Well, geophysically, I did say it would be nice to see more examples of seismic attenuation being used for reservoir characterization, and as a geophysicist familiar with both, I suppose I was basically volunteering. I would indeed like to bring attenuation estimation into the same sphere as elastic properties, to give that added information. It would be great to find a suitable project and partner to demonstrate Q contributions, and then continue to build on that workflow.
Carl, I have found you to be very quiet whenever I have met you at conferences or luncheons. If I were to ask you to list three qualities that would reflect Carl’s personality, what would they be?
Hauling equipment for the University of Leeds field school in Bishop Wood, North Yorkshire, 2009
Instead of “quiet”, I would select ‘reserved’ coming across as quiet. It is probably fair to say that I’m not a big fan of large gatherings where there is competition for attention. But I think that in a situation that allows for a focused conversation beyond small talk, I am anything but quiet. “Determined” is also probably on the list. I don’t accept that there isn’t a way to do something that I’ve decided needs to be done. If I have to pick a third, I will go for “adventurous”. Not in the ‘race from the North Pole to Mt. Everest on a unicycle’ sense, but I always like to explore and try new things.
We all have a driving goal or goals in life. What has it been for you all along?
“I want to try that.” From a work perspective, “that” might be a new technique that someone demonstrated, or an idea I’ve had, or someone else has proposed, while considering a problem. Outside of work, that is how I’ve found many of my favourite activities. It goes back to the comment about being adventurous – if something looks interesting, I want to try it out and follow through until it’s done, or I’ve failed miserably, or it isn’t interesting anymore.
Outside of the work that you do for a living, what other interests do you have?
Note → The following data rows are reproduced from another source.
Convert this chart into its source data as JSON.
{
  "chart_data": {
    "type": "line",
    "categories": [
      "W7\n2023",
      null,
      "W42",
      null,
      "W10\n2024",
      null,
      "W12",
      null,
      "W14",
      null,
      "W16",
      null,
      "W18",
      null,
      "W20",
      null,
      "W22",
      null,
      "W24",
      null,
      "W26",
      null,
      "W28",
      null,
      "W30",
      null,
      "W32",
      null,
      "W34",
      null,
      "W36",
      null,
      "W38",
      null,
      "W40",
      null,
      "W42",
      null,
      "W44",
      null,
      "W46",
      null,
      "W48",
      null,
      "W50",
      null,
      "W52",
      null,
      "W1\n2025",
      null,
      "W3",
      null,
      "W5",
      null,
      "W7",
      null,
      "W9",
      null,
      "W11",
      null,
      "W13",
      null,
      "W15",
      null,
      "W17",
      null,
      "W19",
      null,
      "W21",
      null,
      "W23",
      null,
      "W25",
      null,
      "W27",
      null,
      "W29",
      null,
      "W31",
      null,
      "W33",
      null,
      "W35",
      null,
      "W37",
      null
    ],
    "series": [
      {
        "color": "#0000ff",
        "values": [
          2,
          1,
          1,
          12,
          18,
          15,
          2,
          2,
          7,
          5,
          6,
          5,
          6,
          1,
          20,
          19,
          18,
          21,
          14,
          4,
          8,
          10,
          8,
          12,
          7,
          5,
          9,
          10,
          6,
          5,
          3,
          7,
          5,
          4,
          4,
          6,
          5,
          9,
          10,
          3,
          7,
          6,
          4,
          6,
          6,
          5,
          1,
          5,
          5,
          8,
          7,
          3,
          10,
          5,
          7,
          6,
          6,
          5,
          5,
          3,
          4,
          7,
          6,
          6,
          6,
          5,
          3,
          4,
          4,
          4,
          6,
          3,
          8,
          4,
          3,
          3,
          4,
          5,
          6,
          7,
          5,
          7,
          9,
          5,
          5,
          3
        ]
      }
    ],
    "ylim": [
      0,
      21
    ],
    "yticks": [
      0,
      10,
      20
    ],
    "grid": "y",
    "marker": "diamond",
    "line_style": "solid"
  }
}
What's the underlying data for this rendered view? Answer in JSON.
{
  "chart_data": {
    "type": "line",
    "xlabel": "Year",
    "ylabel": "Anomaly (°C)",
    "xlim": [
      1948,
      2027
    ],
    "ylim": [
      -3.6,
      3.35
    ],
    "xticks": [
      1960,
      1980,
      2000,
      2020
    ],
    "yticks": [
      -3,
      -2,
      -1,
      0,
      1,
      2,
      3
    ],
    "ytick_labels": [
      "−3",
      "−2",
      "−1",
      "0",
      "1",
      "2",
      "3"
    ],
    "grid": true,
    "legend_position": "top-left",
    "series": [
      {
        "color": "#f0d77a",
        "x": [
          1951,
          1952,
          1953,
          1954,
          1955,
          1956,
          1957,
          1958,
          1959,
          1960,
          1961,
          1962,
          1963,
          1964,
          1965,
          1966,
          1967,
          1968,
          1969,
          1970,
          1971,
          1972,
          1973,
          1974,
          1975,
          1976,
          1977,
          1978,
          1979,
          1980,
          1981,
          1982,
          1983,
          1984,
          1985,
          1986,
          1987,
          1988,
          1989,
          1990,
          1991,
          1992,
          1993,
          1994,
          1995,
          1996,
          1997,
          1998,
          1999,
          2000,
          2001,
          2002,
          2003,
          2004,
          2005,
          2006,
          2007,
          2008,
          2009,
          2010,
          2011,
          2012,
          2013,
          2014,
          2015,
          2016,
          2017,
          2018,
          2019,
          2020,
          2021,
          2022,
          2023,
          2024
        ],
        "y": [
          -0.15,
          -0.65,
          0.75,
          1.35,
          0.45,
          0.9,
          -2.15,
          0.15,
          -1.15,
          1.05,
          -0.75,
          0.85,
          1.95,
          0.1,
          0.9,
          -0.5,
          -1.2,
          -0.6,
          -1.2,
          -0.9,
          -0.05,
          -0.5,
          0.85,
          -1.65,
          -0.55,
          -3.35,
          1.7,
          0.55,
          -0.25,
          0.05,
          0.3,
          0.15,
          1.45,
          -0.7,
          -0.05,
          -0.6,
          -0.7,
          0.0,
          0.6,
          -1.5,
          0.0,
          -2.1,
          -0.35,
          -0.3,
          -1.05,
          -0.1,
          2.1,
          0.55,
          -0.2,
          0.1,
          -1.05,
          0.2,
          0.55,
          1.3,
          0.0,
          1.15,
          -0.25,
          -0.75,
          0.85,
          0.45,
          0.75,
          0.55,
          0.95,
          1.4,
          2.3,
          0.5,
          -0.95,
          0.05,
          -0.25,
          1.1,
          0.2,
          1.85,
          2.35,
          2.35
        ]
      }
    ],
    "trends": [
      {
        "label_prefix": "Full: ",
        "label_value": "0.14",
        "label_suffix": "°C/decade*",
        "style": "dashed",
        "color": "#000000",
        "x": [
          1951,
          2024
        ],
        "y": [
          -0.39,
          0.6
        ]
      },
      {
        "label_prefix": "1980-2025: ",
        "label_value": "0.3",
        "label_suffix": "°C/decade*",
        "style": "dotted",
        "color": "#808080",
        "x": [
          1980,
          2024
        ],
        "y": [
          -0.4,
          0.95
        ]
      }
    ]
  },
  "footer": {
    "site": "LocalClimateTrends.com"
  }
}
I’m a big fan of playing in the mountains, which makes Calgary a rather good base for work. Hiking, skiing, and climbing are all on my weekend wish list, and I think we’ve successfully convinced our kids to accept those, as well. I look forward to any activities with my wife and two children, even if it doesn’t involve the mountains, and I still enjoy playing, and now coaching, basketball. At home I’ve become a bit of an amateur cartographer, building topographic maps that feed some of my other interests.
What would be your message for youngsters who have joined our industry recently?
Go to talks… even if you don’t understand anything they’re saying. Just pick out one detail, no matter how small, and try to understand its relevance. Then go to more talks. Eventually, all of the things that you didn’t understand at first start to show up again in different places. You’ll learn more and more and eventually find that you’re an expert.
I don’t like the word ‘expert’ because it implies knowing something that is out of reach for everyone else. Really, that’s not the case, it’s just about being persistent. But find some part of your job that you’re interested in and become an expert at it. Maybe it’s the software you use, or the interactions you have with companies and people, or a specific job function. Learn every aspect from co-workers, papers, help files, and then help the people you work with understand what possibilities exist. Using software as an example, I see so many features designed for a specific purpose with no one who knows what these features do, or why. Be the person who understands them and helps bring success to your team. When you have a skill set that can benefit your work and team like that, you become indispensable as a geophysicist.
And finally, what question (which I apparently may have missed out on) would you ask Carl, if you were in my place? And what would be your answer?
I can’t honestly think of anymore. I appreciate the chance to answer the ones you’ve posed, and I feel honoured to make the list of geophysicists you’ve interviewed over the years. Thank-you.